I have sold so many copies of How to Read the Bible for All Its Worth that Fee & Stuart should pay me a finder’s fee.  I am probably responsible for the sale of more than 2,000 copies of that book, in 2nd – 4th editions.

But I have also always been aware that our hermeneutics could not end there; the approach of a reader in isolation, scientifically parsing the text for authorial intent, can only take us so far.  In the end, it does not consistently nor completely produce LOGOS, God’s word to us.

So I have searched for years for ways to reach beyond the basic evangelical approach to understanding and teaching the spiritual disciplines of taking and making meaning from biblical texts.

This is a review of what appears to be an important new book: Hermeneutics as Apprenticeship; from Michael F. Bird’s excellent blog, Euangelion.  The book is written by David I Starling, and is reviewed by Laura Thierry.

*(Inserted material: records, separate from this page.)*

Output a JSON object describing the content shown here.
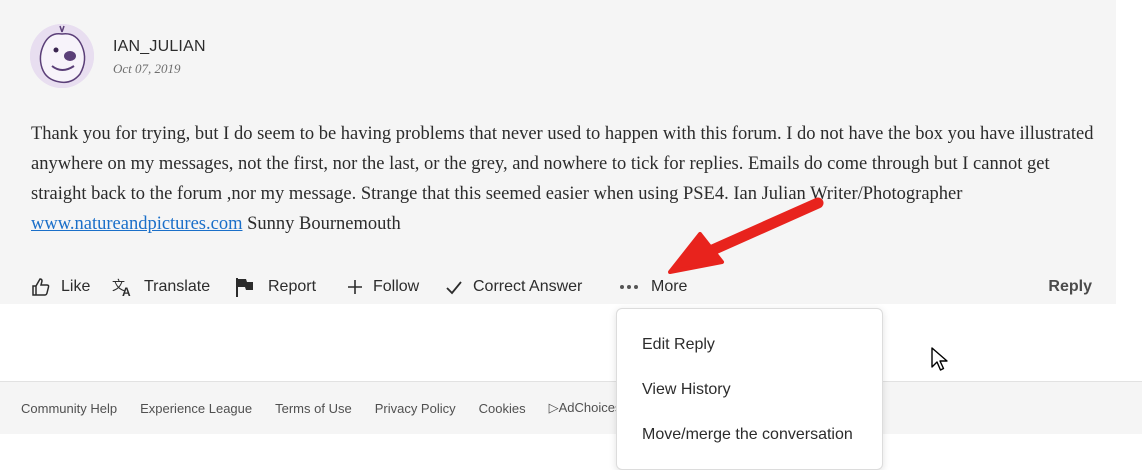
{
  "post": {
    "author": "IAN_JULIAN",
    "date": "Oct 07, 2019",
    "body": "Thank you for trying, but I do seem to be having problems that never used to happen with this forum. I do not have the box you have illustrated anywhere on my messages, not the first, nor the last, or the grey, and nowhere to tick for replies. Emails do come through but I cannot get straight back to the forum ,nor my message. Strange that this seemed easier when using PSE4. Ian Julian Writer/Photographer ",
    "link": "www.natureandpictures.com",
    "body_after_link": " Sunny Bournemouth"
  },
  "actions": {
    "like": "Like",
    "translate": "Translate",
    "report": "Report",
    "follow": "Follow",
    "correct_answer": "Correct Answer",
    "more": "More",
    "reply": "Reply"
  },
  "menu": {
    "items": [
      "Edit Reply",
      "View History",
      "Move/merge the conversation"
    ]
  },
  "footer": {
    "links": [
      "Community Help",
      "Experience League",
      "Terms of Use",
      "Privacy Policy",
      "Cookies",
      "▷AdChoices"
    ]
  },
  "colors": {
    "link": "#1a6fc9",
    "annotation_arrow": "#e8231d",
    "post_bg": "#f5f5f5"
  }
}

What if learning to read and interpret Scripture well looked less like a classroom and more like a carpenters [sic] shop? What if character and virtue were just as significant for the interpretation of Scripture as an excellent Greek and Hebrew exegetical toolbox? What if hermeneutics was actually [more, sic] like learning a trade than gaining a degree? Such are the kinds of questions undergirding David I. Starlings winsome and engaging book, Hermeneutics as Apprenticeship.

Beginning with the clear reorientation to the reality that “Whenever we read Scripture we are interpreting” (1) (that is, that there is no possibility of a “pure” uninterrupted reading), Starling analyzes the plight that this raises for Evangelical Interpreters, that is, those who “approach the task of Bible reading without the direction of an infallible church tradition to govern their interpretive decisions.” Without this, what is the anchor for our interpretation, particularly in light of the “plurality of evangelical interpretations” that increasingly exist? (7).

The answer, from a protestant perspective has often put forward a two-fold understanding of Scripture being its own interpreter: (1) Scripture is passively interpreted by those who actively interpret it by other passages of Scripture, or (2) Scripture, as an active agent, interprets and illuminates “the world of the reader”.